Gas Exchange Rates and Sucrose Concentrations Affect Development in Microstumps of Eucalyptus urophylla Grown In Vitro

Abstract

Micropropagation enables the efficient clonal propagation of plants, bringing advantages to the Eucalyptus plantlet process. Herein, the influence of gas exchange rates and sucrose concentrations on the development of microstumps of a Eucalyptus urophylla S. T. Blake clone for microcutting production was evaluated. The microstumps were cultured under three gas exchange systems using caps with membrane, caps without membrane or a combination of the above, and also supplemented with 0, 7, 15 and 30 g L-1 sucrose. Gas exchange and sucrose supplementation affected the development of microstumps in vitro and the survival of microcuttings ex vitro. Lower sucrose concentrations were necessary under higher gas exchange rate conditions to improve the development and production of microstumps.
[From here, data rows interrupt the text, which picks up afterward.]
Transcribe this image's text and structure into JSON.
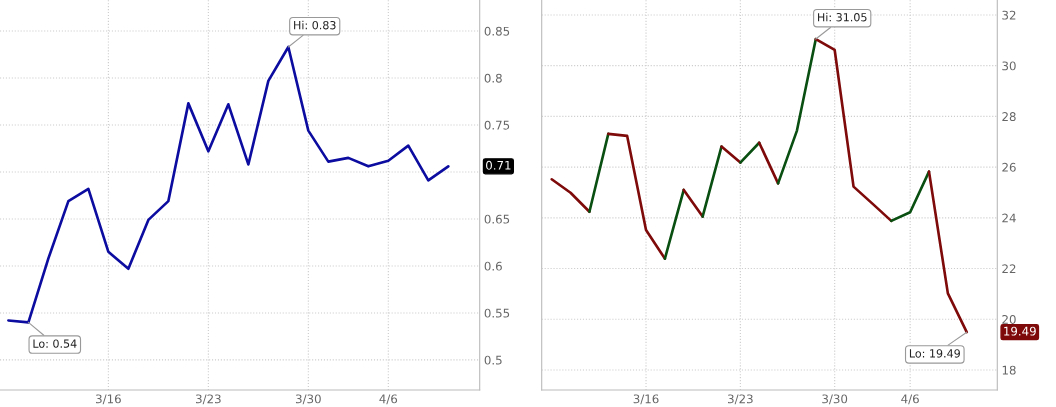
{
  "chart_data": [
    {
      "type": "line",
      "categories": [
        null,
        null,
        null,
        null,
        null,
        "3/16",
        null,
        null,
        null,
        null,
        "3/23",
        null,
        null,
        null,
        null,
        "3/30",
        null,
        null,
        null,
        "4/6",
        null,
        null,
        null
      ],
      "series": [
        {
          "color": "#0c0ca0",
          "values": [
            0.542,
            0.54,
            0.608,
            0.669,
            0.682,
            0.615,
            0.597,
            0.649,
            0.669,
            0.773,
            0.722,
            0.772,
            0.708,
            0.797,
            0.833,
            0.744,
            0.711,
            0.715,
            0.706,
            0.712,
            0.728,
            0.691,
            0.706
          ],
          "value_labels": [
            null,
            "Lo: 0.54",
            null,
            null,
            null,
            null,
            null,
            null,
            null,
            null,
            null,
            null,
            null,
            null,
            "Hi: 0.83",
            null,
            null,
            null,
            null,
            null,
            null,
            null,
            null
          ]
        }
      ],
      "ylim": [
        0.468,
        0.883
      ],
      "yticks": [
        0.5,
        0.55,
        0.6,
        0.65,
        {
          "value": 0.7,
          "label": null
        },
        0.75,
        0.8,
        0.85
      ],
      "grid": true,
      "annotations": [
        "0.71"
      ]
    },
    {
      "type": "line",
      "categories": [
        null,
        null,
        null,
        null,
        null,
        "3/16",
        null,
        null,
        null,
        null,
        "3/23",
        null,
        null,
        null,
        null,
        "3/30",
        null,
        null,
        null,
        "4/6",
        null,
        null,
        null
      ],
      "series": [
        {
          "color": "#7f0a0a",
          "values": [
            25.52,
            24.99,
            24.24,
            null,
            null,
            null,
            null,
            null,
            null,
            null,
            null,
            null,
            null,
            null,
            null,
            null,
            null,
            null,
            null,
            null,
            null,
            null,
            null
          ]
        },
        {
          "color": "#0a4f12",
          "values": [
            null,
            null,
            24.24,
            27.31,
            null,
            null,
            null,
            null,
            null,
            null,
            null,
            null,
            null,
            null,
            null,
            null,
            null,
            null,
            null,
            null,
            null,
            null,
            null
          ]
        },
        {
          "color": "#7f0a0a",
          "values": [
            null,
            null,
            null,
            27.31,
            27.23,
            23.52,
            22.39,
            null,
            null,
            null,
            null,
            null,
            null,
            null,
            null,
            null,
            null,
            null,
            null,
            null,
            null,
            null,
            null
          ]
        },
        {
          "color": "#0a4f12",
          "values": [
            null,
            null,
            null,
            null,
            null,
            null,
            22.39,
            25.1,
            null,
            null,
            null,
            null,
            null,
            null,
            null,
            null,
            null,
            null,
            null,
            null,
            null,
            null,
            null
          ]
        },
        {
          "color": "#7f0a0a",
          "values": [
            null,
            null,
            null,
            null,
            null,
            null,
            null,
            25.1,
            24.05,
            null,
            null,
            null,
            null,
            null,
            null,
            null,
            null,
            null,
            null,
            null,
            null,
            null,
            null
          ]
        },
        {
          "color": "#0a4f12",
          "values": [
            null,
            null,
            null,
            null,
            null,
            null,
            null,
            null,
            24.05,
            26.81,
            null,
            null,
            null,
            null,
            null,
            null,
            null,
            null,
            null,
            null,
            null,
            null,
            null
          ]
        },
        {
          "color": "#7f0a0a",
          "values": [
            null,
            null,
            null,
            null,
            null,
            null,
            null,
            null,
            null,
            26.81,
            26.18,
            null,
            null,
            null,
            null,
            null,
            null,
            null,
            null,
            null,
            null,
            null,
            null
          ]
        },
        {
          "color": "#0a4f12",
          "values": [
            null,
            null,
            null,
            null,
            null,
            null,
            null,
            null,
            null,
            null,
            26.18,
            26.96,
            null,
            null,
            null,
            null,
            null,
            null,
            null,
            null,
            null,
            null,
            null
          ]
        },
        {
          "color": "#7f0a0a",
          "values": [
            null,
            null,
            null,
            null,
            null,
            null,
            null,
            null,
            null,
            null,
            null,
            26.96,
            25.36,
            null,
            null,
            null,
            null,
            null,
            null,
            null,
            null,
            null,
            null
          ]
        },
        {
          "color": "#0a4f12",
          "values": [
            null,
            null,
            null,
            null,
            null,
            null,
            null,
            null,
            null,
            null,
            null,
            null,
            25.36,
            27.44,
            31.05,
            null,
            null,
            null,
            null,
            null,
            null,
            null,
            null
          ]
        },
        {
          "color": "#7f0a0a",
          "values": [
            null,
            null,
            null,
            null,
            null,
            null,
            null,
            null,
            null,
            null,
            null,
            null,
            null,
            null,
            31.05,
            30.62,
            25.23,
            24.56,
            23.88,
            null,
            null,
            null,
            null
          ],
          "value_labels": [
            null,
            null,
            null,
            null,
            null,
            null,
            null,
            null,
            null,
            null,
            null,
            null,
            null,
            null,
            "Hi: 31.05",
            null,
            null,
            null,
            null,
            null,
            null,
            null,
            null
          ]
        },
        {
          "color": "#0a4f12",
          "values": [
            null,
            null,
            null,
            null,
            null,
            null,
            null,
            null,
            null,
            null,
            null,
            null,
            null,
            null,
            null,
            null,
            null,
            null,
            23.88,
            24.22,
            25.82,
            null,
            null
          ]
        },
        {
          "color": "#7f0a0a",
          "values": [
            null,
            null,
            null,
            null,
            null,
            null,
            null,
            null,
            null,
            null,
            null,
            null,
            null,
            null,
            null,
            null,
            null,
            null,
            null,
            null,
            25.82,
            21.02,
            19.49
          ],
          "value_labels": [
            null,
            null,
            null,
            null,
            null,
            null,
            null,
            null,
            null,
            null,
            null,
            null,
            null,
            null,
            null,
            null,
            null,
            null,
            null,
            null,
            null,
            null,
            "Lo: 19.49"
          ]
        }
      ],
      "ylim": [
        17.21,
        32.59
      ],
      "yticks": [
        18,
        20,
        22,
        24,
        26,
        28,
        30,
        32
      ],
      "grid": true,
      "annotations": [
        "19.49"
      ]
    }
  ]
}
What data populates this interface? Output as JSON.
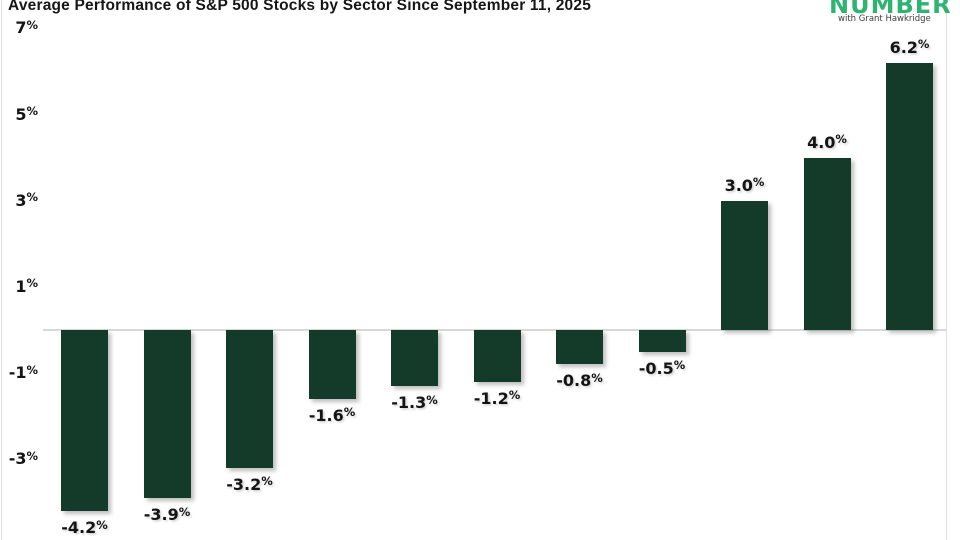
{
  "header": {
    "logo": {
      "brand": "NUMBER",
      "tagline": "with Grant Hawkridge"
    }
  },
  "chart_data": {
    "type": "bar",
    "title": "Average Performance of S&P 500 Stocks by Sector Since September 11, 2025",
    "values": [
      -4.2,
      -3.9,
      -3.2,
      -1.6,
      -1.3,
      -1.2,
      -0.8,
      -0.5,
      3.0,
      4.0,
      6.2
    ],
    "bar_labels": [
      "-4.2%",
      "-3.9%",
      "-3.2%",
      "-1.6%",
      "-1.3%",
      "-1.2%",
      "-0.8%",
      "-0.5%",
      "3.0%",
      "4.0%",
      "6.2%"
    ],
    "y_ticks": [
      {
        "label": "7%",
        "value": 7
      },
      {
        "label": "5%",
        "value": 5
      },
      {
        "label": "3%",
        "value": 3
      },
      {
        "label": "1%",
        "value": 1
      },
      {
        "label": "-1%",
        "value": -1
      },
      {
        "label": "-3%",
        "value": -3
      }
    ],
    "ylim": [
      -5.0,
      7.3
    ],
    "xlabel": "",
    "ylabel": "",
    "grid": "zero-baseline-only",
    "legend": "none",
    "bar_color": "#143a2a"
  },
  "colors": {
    "bar": "#143a2a",
    "logo_green": "#2fb371",
    "baseline": "#d9d9d9",
    "title_text": "#161616",
    "tagline_text": "#3d3d3d"
  }
}
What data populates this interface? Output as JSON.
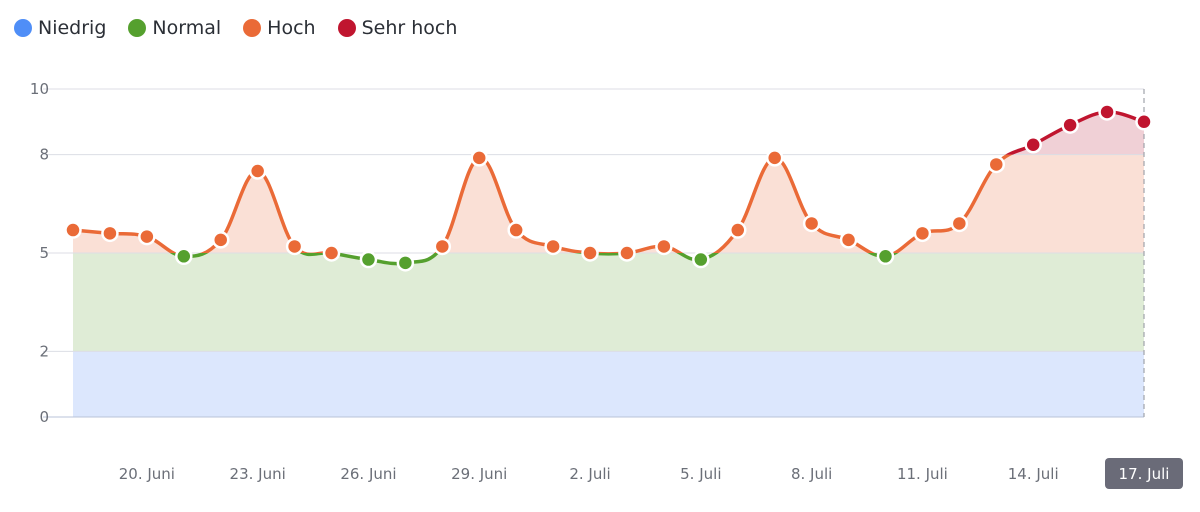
{
  "legend": [
    {
      "label": "Niedrig",
      "color": "#4f8ef7"
    },
    {
      "label": "Normal",
      "color": "#55a02e"
    },
    {
      "label": "Hoch",
      "color": "#ea6a37"
    },
    {
      "label": "Sehr hoch",
      "color": "#c0152f"
    }
  ],
  "chart_data": {
    "type": "line",
    "x": [
      "18. Juni",
      "19. Juni",
      "20. Juni",
      "21. Juni",
      "22. Juni",
      "23. Juni",
      "24. Juni",
      "25. Juni",
      "26. Juni",
      "27. Juni",
      "28. Juni",
      "29. Juni",
      "30. Juni",
      "1. Juli",
      "2. Juli",
      "3. Juli",
      "4. Juli",
      "5. Juli",
      "6. Juli",
      "7. Juli",
      "8. Juli",
      "9. Juli",
      "10. Juli",
      "11. Juli",
      "12. Juli",
      "13. Juli",
      "14. Juli",
      "15. Juli",
      "16. Juli",
      "17. Juli"
    ],
    "values": [
      5.7,
      5.6,
      5.5,
      4.9,
      5.4,
      7.5,
      5.2,
      5.0,
      4.8,
      4.7,
      5.2,
      7.9,
      5.7,
      5.2,
      5.0,
      5.0,
      5.2,
      4.8,
      5.7,
      7.9,
      5.9,
      5.4,
      4.9,
      5.6,
      5.9,
      7.7,
      8.3,
      8.9,
      9.3,
      9.0
    ],
    "ylim": [
      0,
      10
    ],
    "y_ticks": [
      0,
      2,
      5,
      8,
      10
    ],
    "x_tick_labels": [
      "20. Juni",
      "23. Juni",
      "26. Juni",
      "29. Juni",
      "2. Juli",
      "5. Juli",
      "8. Juli",
      "11. Juli",
      "14. Juli"
    ],
    "highlighted_x_label": "17. Juli",
    "bands": [
      {
        "name": "Niedrig",
        "from": 0,
        "to": 2,
        "line": "#4f8ef7",
        "fill": "#dce7fd"
      },
      {
        "name": "Normal",
        "from": 2,
        "to": 5,
        "line": "#55a02e",
        "fill": "#dfecd6"
      },
      {
        "name": "Hoch",
        "from": 5,
        "to": 8,
        "line": "#ea6a37",
        "fill": "#fae0d6"
      },
      {
        "name": "Sehr hoch",
        "from": 8,
        "to": 10,
        "line": "#c0152f",
        "fill": "#f0d0d6"
      }
    ],
    "grid": true,
    "legend_position": "top-left"
  }
}
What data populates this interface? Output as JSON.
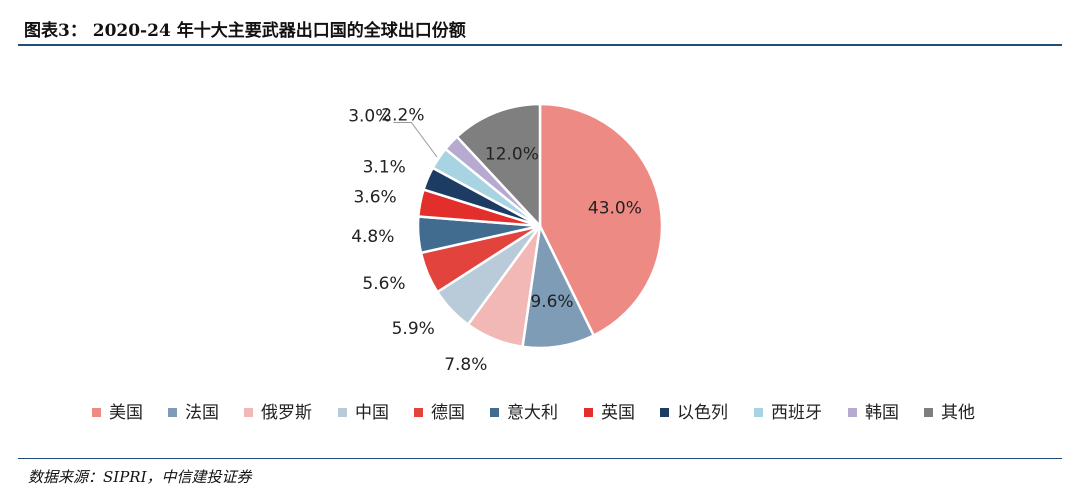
{
  "header": {
    "title": "图表3： 2020-24 年十大主要武器出口国的全球出口份额"
  },
  "footer": {
    "source": "数据来源：SIPRI，中信建投证券"
  },
  "chart_data": {
    "type": "pie",
    "unit": "%",
    "legend_position": "bottom",
    "slices": [
      {
        "name": "美国",
        "value": 43.0,
        "label": "43.0%",
        "color": "#ee8a84"
      },
      {
        "name": "法国",
        "value": 9.6,
        "label": "9.6%",
        "color": "#7f9cb6"
      },
      {
        "name": "俄罗斯",
        "value": 7.8,
        "label": "7.8%",
        "color": "#f2b8b6"
      },
      {
        "name": "中国",
        "value": 5.9,
        "label": "5.9%",
        "color": "#b9cad8"
      },
      {
        "name": "德国",
        "value": 5.6,
        "label": "5.6%",
        "color": "#e3433d"
      },
      {
        "name": "意大利",
        "value": 4.8,
        "label": "4.8%",
        "color": "#416b8f"
      },
      {
        "name": "英国",
        "value": 3.6,
        "label": "3.6%",
        "color": "#e32f2b"
      },
      {
        "name": "以色列",
        "value": 3.1,
        "label": "3.1%",
        "color": "#1d3c64"
      },
      {
        "name": "西班牙",
        "value": 3.0,
        "label": "3.0%",
        "color": "#a7d3e2"
      },
      {
        "name": "韩国",
        "value": 2.2,
        "label": "2.2%",
        "color": "#b7aad1"
      },
      {
        "name": "其他",
        "value": 12.0,
        "label": "12.0%",
        "color": "#7f7f7f"
      }
    ]
  }
}
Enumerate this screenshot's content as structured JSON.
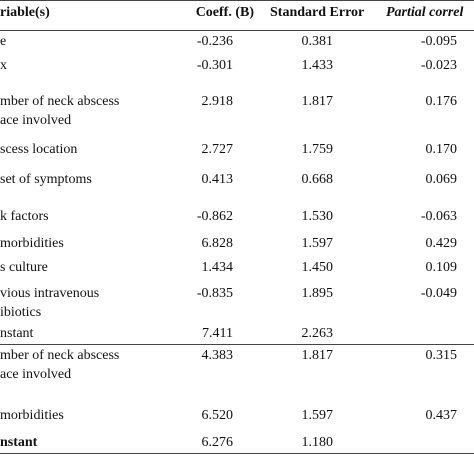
{
  "table": {
    "headers": [
      "riable(s)",
      "Coeff. (B)",
      "Standard Error",
      "Partial correl"
    ],
    "model1_rows": [
      {
        "variable_lines": [
          "e"
        ],
        "coeff": "-0.236",
        "se": "0.381",
        "partial": "-0.095"
      },
      {
        "variable_lines": [
          "x"
        ],
        "coeff": "-0.301",
        "se": "1.433",
        "partial": "-0.023"
      },
      {
        "variable_lines": [
          "mber of neck abscess",
          "ace involved"
        ],
        "coeff": "2.918",
        "se": "1.817",
        "partial": "0.176"
      },
      {
        "variable_lines": [
          "scess location"
        ],
        "coeff": "2.727",
        "se": "1.759",
        "partial": "0.170"
      },
      {
        "variable_lines": [
          "set of symptoms"
        ],
        "coeff": "0.413",
        "se": "0.668",
        "partial": "0.069"
      },
      {
        "variable_lines": [
          "k factors"
        ],
        "coeff": "-0.862",
        "se": "1.530",
        "partial": "-0.063"
      },
      {
        "variable_lines": [
          "morbidities"
        ],
        "coeff": "6.828",
        "se": "1.597",
        "partial": "0.429"
      },
      {
        "variable_lines": [
          "s culture"
        ],
        "coeff": "1.434",
        "se": "1.450",
        "partial": "0.109"
      },
      {
        "variable_lines": [
          "vious intravenous",
          "ibiotics"
        ],
        "coeff": "-0.835",
        "se": "1.895",
        "partial": "-0.049"
      },
      {
        "variable_lines": [
          "nstant"
        ],
        "coeff": "7.411",
        "se": "2.263",
        "partial": ""
      }
    ],
    "model2_rows": [
      {
        "variable_lines": [
          "mber of neck abscess",
          "ace involved"
        ],
        "coeff": "4.383",
        "se": "1.817",
        "partial": "0.315"
      },
      {
        "variable_lines": [
          "morbidities"
        ],
        "coeff": "6.520",
        "se": "1.597",
        "partial": "0.437"
      },
      {
        "variable_lines": [
          "nstant"
        ],
        "coeff": "6.276",
        "se": "1.180",
        "partial": ""
      }
    ]
  }
}
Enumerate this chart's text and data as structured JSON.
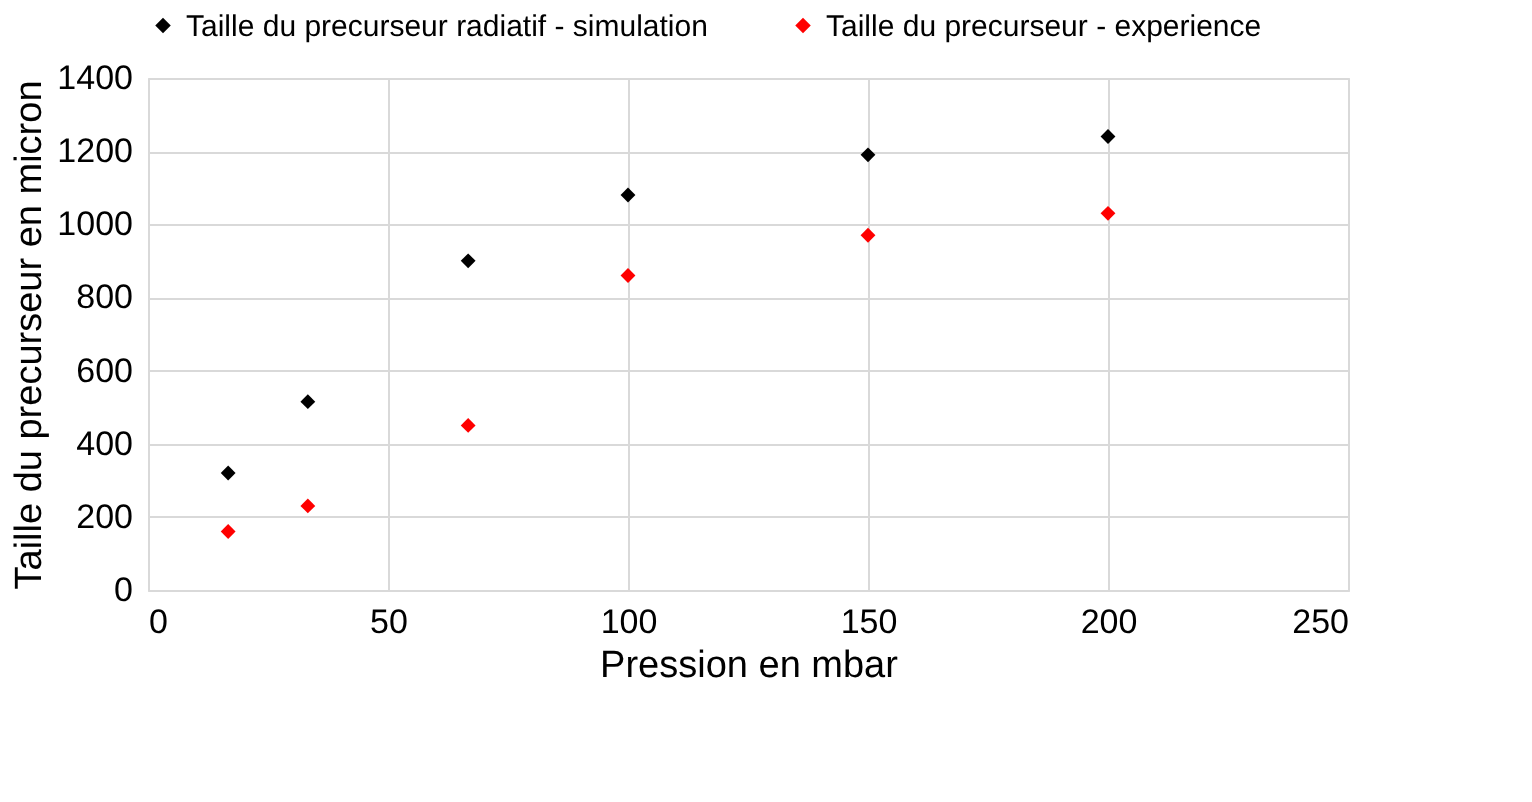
{
  "chart_data": {
    "type": "scatter",
    "xlabel": "Pression en mbar",
    "ylabel": "Taille du precurseur en micron",
    "x": [
      16.7,
      33.3,
      66.7,
      100,
      150,
      200
    ],
    "series": [
      {
        "name": "Taille du precurseur radiatif - simulation",
        "color": "#000000",
        "values": [
          320,
          515,
          900,
          1080,
          1190,
          1240
        ]
      },
      {
        "name": "Taille du precurseur - experience",
        "color": "#ff0000",
        "values": [
          160,
          230,
          450,
          860,
          970,
          1030
        ]
      }
    ],
    "xlim": [
      0,
      250
    ],
    "xticks": [
      0,
      50,
      100,
      150,
      200,
      250
    ],
    "ylim": [
      0,
      1400
    ],
    "yticks": [
      0,
      200,
      400,
      600,
      800,
      1000,
      1200,
      1400
    ],
    "grid": true,
    "legend": "top",
    "marker": "diamond"
  }
}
Higher survival rates of ex vitro microcuttings were also observed under higher gas exchange rate. Sucrose is important in the initial plant development, but it can be reduced after the culture is established, depending on the gas exchange rate used. Thus, our findings show that reducing sucrose and increasing the gas exchange rates are efficient strategies for establishing microstumps of the Eucalyptus urophylla clone maintained under an in vitro condition. Study Implications: Photoautotrophic micropropagation can promote significant growth of Eucalyptus, and in this system, environmental factors need to be adequately controlled. This study has revealed efficient combinations of sucrose concentrations and gas exchange systems that promote greater in vitro production and greater ex vitro survival of microcuttings. Plants grown under higher gas exchange conditions show better acclimatization with higher survival rate during the ex vitro stage and require lower sucrose concentration during in vitro cultivation. This approach is useful in enhancing micropropagation techniques and indicates its potential application for scaling up large culture vessels to aseptic culture rooms for closed microcutting production systems.